Temple Mount activist Glick sworn in as MK

Glick, an activist for Jewish rights on the Temple Mount, was next on the Likud's list, after defense minister Moshe Ya'alon quit his post.

Yehuda Glick at Temple Mount. (photo credit: Courtesy)
Yehuda Glick at Temple Mount.
(photo credit: Courtesy)
A year and a half after surviving an assassination attempt and being told he may never walk again, Yehuda Glick strode onstage in the Knesset’s plenum and was sworn in as a member on Monday.
“For me, the word ‘shehecheyanu,’” (“who has given us life”), from the blessing said on special occasions and new experiences, “has many and deep meanings since the assassination attempt,” Glick said.
Glick, an activist for Jewish rights on the Temple Mount, was next on the Likud’s list, after defense minister Moshe Ya’alon quit his post.
The new MK was shot four times in the chest in November 2014 by Mutaz Hijazi, an Arab man from Jerusalem who called Glick “an enemy of al-Aksa.”

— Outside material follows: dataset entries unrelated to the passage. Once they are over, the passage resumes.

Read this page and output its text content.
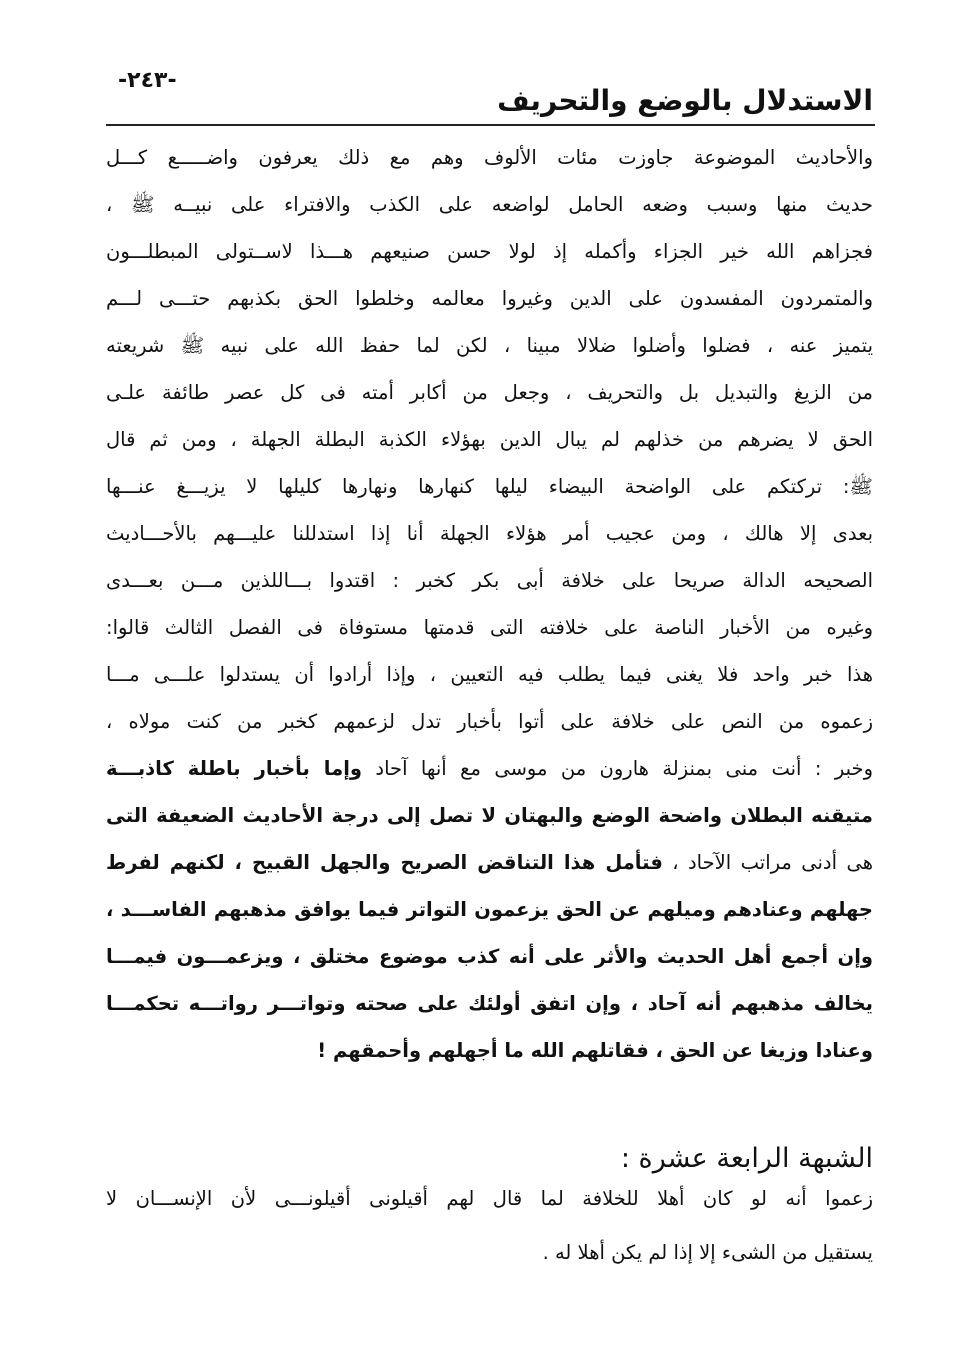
-٢٤٣-
الاستدلال بالوضع والتحريف
والأحاديث الموضوعة جاوزت مئات الألوف وهم مع ذلك يعرفون واضـــــع كـــل
حديث منها وسبب وضعه الحامل لواضعه على الكذب والافتراء على نبيــه ﷺ ،
فجزاهم الله خير الجزاء وأكمله إذ لولا حسن صنيعهم هـــذا لاســتولى المبطلـــون
والمتمردون المفسدون على الدين وغيروا معالمه وخلطوا الحق بكذبهم حتـــى لـــم
يتميز عنه ، فضلوا وأضلوا ضلالا مبينا ، لكن لما حفظ الله على نبيه ﷺ شريعته
من الزيغ والتبديل بل والتحريف ، وجعل من أكابر أمته فى كل عصر طائفة علـى
الحق لا يضرهم من خذلهم لم يبال الدين بهؤلاء الكذبة البطلة الجهلة ، ومن ثم قال
ﷺ: تركتكم على الواضحة البيضاء ليلها كنهارها ونهارها كليلها لا يزيـــغ عنـــها
بعدى إلا هالك ، ومن عجيب أمر هؤلاء الجهلة أنا إذا استدللنا عليـــهم بالأحـــاديث
الصحيحه الدالة صريحا على خلافة أبى بكر كخبر : اقتدوا بـــاللذين مـــن بعـــدى
وغيره من الأخبار الناصة على خلافته التى قدمتها مستوفاة فى الفصل الثالث قالوا:
هذا خبر واحد فلا يغنى فيما يطلب فيه التعيين ، وإذا أرادوا أن يستدلوا علـــى مـــا
زعموه من النص على خلافة على أتوا بأخبار تدل لزعمهم كخبر من كنت مولاه ،
وخبر : أنت منى بمنزلة هارون من موسى مع أنها آحاد وإما بأخبار باطلة كاذبـــة
متيقنه البطلان واضحة الوضع والبهتان لا تصل إلى درجة الأحاديث الضعيفة التى
هى أدنى مراتب الآحاد ، فتأمل هذا التناقض الصريح والجهل القبيح ، لكنهم لفرط
جهلهم وعنادهم وميلهم عن الحق يزعمون التواتر فيما يوافق مذهبهم الفاســـد ،
وإن أجمع أهل الحديث والأثر على أنه كذب موضوع مختلق ، ويزعمـــون فيمـــا
يخالف مذهبهم أنه آحاد ، وإن اتفق أولئك على صحته وتواتـــر رواتـــه تحكمـــا
وعنادا وزيغا عن الحق ، فقاتلهم الله ما أجهلهم وأحمقهم !
الشبهة الرابعة عشرة :
زعموا أنه لو كان أهلا للخلافة لما قال لهم أقيلونى أقيلونـــى لأن الإنســـان لا
يستقيل من الشىء إلا إذا لم يكن أهلا له .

Glick was undeterred from his work to allow Jews to pray at Judaism’s holiest site, and vowed to continue it in the Knesset.
“As long as I am here, I will do all I can to stop the injustice taking place every day in the holiest place in the world, where police officers are commanded to check if a 90 year-old Jew moves his lips or not,” Glick said.
“I will not allow a global center of peace, goodness and light continue to be used as a center for incitement to terrorism.”
Glick commended Public Security Minister Gilad Erdan and Justice Minister Ayelet Shaked for working to remove inciting factors from the Mount, and said that as a result, this Passover, a record number of Jews visited the site – more than 1,000 in one week – and things remained peaceful.
“It turns out that the responsibility for violence is on the violent people and not the victims of violence,” he said, a pointed response to those who call him a provocateur.
Glick also pointed out that this year is the 50th anniversary of the Six Day War, “an additional level in the process of the ingathering of exiles and the redemption of Israel, to return to the land of our fathers.”
The Likud MK also mentioned he is the first lawmaker elected specifically as the representative of Judea, Samaria and Gaza – emphasizing “and Gaza” – as part of his party’s primary process, and he will do his best to represent his constituents.
“I know that in this land there are two million Arabs or Palestinians, whatever you want to call them. While we built a wonderful country, one of the advanced and most moral in the world, their leadership preferred that many of them continue to live in refugee camps. Their leadership convinced them and sent them,” Glick stated. “Since 1947 until today, they rejected every compromise. It seems that anyone who has eyes understands that the option of a Palestinian state is dead.”
At the same time, Glick said that if those who don’t feel “a pinch in their hearts seeing hundreds of Palestinians [at checkpoints] should develop basic human sensitivity.”
“I call for our neighbors... to stop living in a fantasy, and sit with us to prepare a work plan to build a Jewish state with the basic Jewish value of ‘Love the stranger,’ and full human rights for everyone willing to show loyalty, and stop legitimizing violence,” he said.
MK Yael Cohen Paran (Zionist Union) was not present during Glick’s swearing in, as she had vowed to boycott it, but the event went off without a hitch.
Former UTJ MK Ya’acov Asher was also sworn in again after a hiatus of over a year.
He entered the Knesset after Deputy Education Minister Meir Porush resigned from his parliamentary seat, but not his deputy ministerial portfolio.
Porush’s resignation was part of a deal between his hassidic faction within UTJ and Asher’s Lithuanian faction in the list.